Background: Congenital adrenal hyperplasia (CAH) due to steroid 11β-hydroxylase deficiency is the second most common form of CAH, resulting from a mutation in the CYP11B1 gene. Steroid 11β-hydroxylase deficiency results in excessive mineralcorticoids and androgen production leading to hypertension, virilisation, and ambiguous genitalia of genetically female infants.
Objective: The aim of the study was to identify the molecular detect causing steroid 11β-hydroxylase deficiency in two patients from a Saudi family.
Methods: Two brothers aged 21- and 10-month-old presented with penile enlargement, progressive darkness of skin, hypertension, and cardiomyopathy. Their elder brother had the same family history and died at age of 30 months due to heart failure with severe dilated cardiomyopathy. All coding exons and intronexon boundary of CYP11B1 gene were amplified by PCR from peripheral leukocyte DNA of two patients and sequenced.

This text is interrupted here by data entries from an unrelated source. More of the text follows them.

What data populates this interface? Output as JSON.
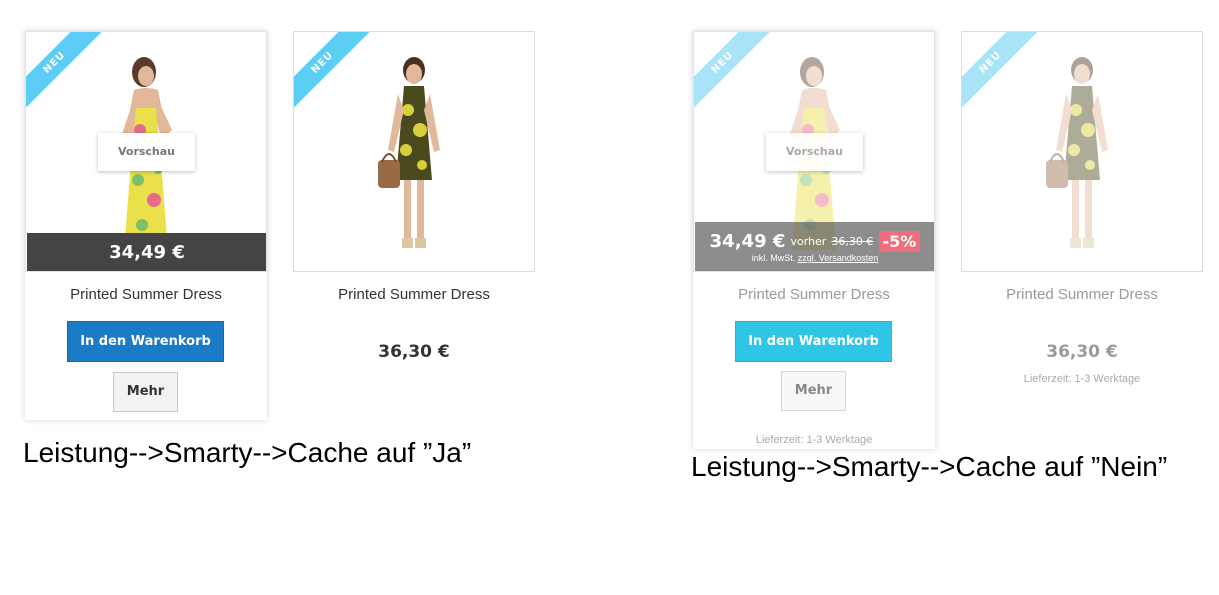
{
  "left_panel": {
    "caption": "Leistung-->Smarty-->Cache auf ”Ja”",
    "products": [
      {
        "badge": "NEU",
        "preview_label": "Vorschau",
        "price": "34,49 €",
        "name": "Printed Summer Dress",
        "cart_label": "In den Warenkorb",
        "more_label": "Mehr"
      },
      {
        "badge": "NEU",
        "name": "Printed Summer Dress",
        "price": "36,30 €"
      }
    ]
  },
  "right_panel": {
    "caption": "Leistung-->Smarty-->Cache auf ”Nein”",
    "products": [
      {
        "badge": "NEU",
        "preview_label": "Vorschau",
        "price": "34,49 €",
        "old_price_prefix": "vorher",
        "old_price": "36,30 €",
        "discount": "-5%",
        "tax_note": "inkl. MwSt.",
        "shipping_link": "zzgl. Versandkosten",
        "name": "Printed Summer Dress",
        "cart_label": "In den Warenkorb",
        "more_label": "Mehr",
        "delivery": "Lieferzeit: 1-3 Werktage"
      },
      {
        "badge": "NEU",
        "name": "Printed Summer Dress",
        "price": "36,30 €",
        "delivery": "Lieferzeit: 1-3 Werktage"
      }
    ]
  },
  "colors": {
    "ribbon": "#5ccdf5",
    "cart_button_cached": "#1a7bc6",
    "cart_button_uncached": "#2ec5e6",
    "discount_badge": "#f06e7c",
    "price_bar": "#444444"
  }
}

Results: A novel biallelic mutation in exon 4 of the CYP11B1 gene was found in both patients. The mutation c.780 G>A created a premature stop codon at amino acid 260 (p.W260*), resulting in a truncated protein devoid of 11β-hydroxylase activity. Interestingly, a somatic mutation at the same codon (c.779 G>A, p.W260*) was reported in a patient with papillary thyroid cancer (COSMIC database).Clinically, both patients were treated with hydrocortisone and anti-hypertensive medication. Nine months following treatment, cardiomyopathy disappeared with normal blood pressure and improvement in the skin pigmentation.
Conclusions: We have identified a novel nonsense mutation in the CYP11B1 gene that causes classic steroid 11β-hydroxylase deficient CAH. Cardiomyopathy and cardiac failure can be reversed by early diagnosis and treatment.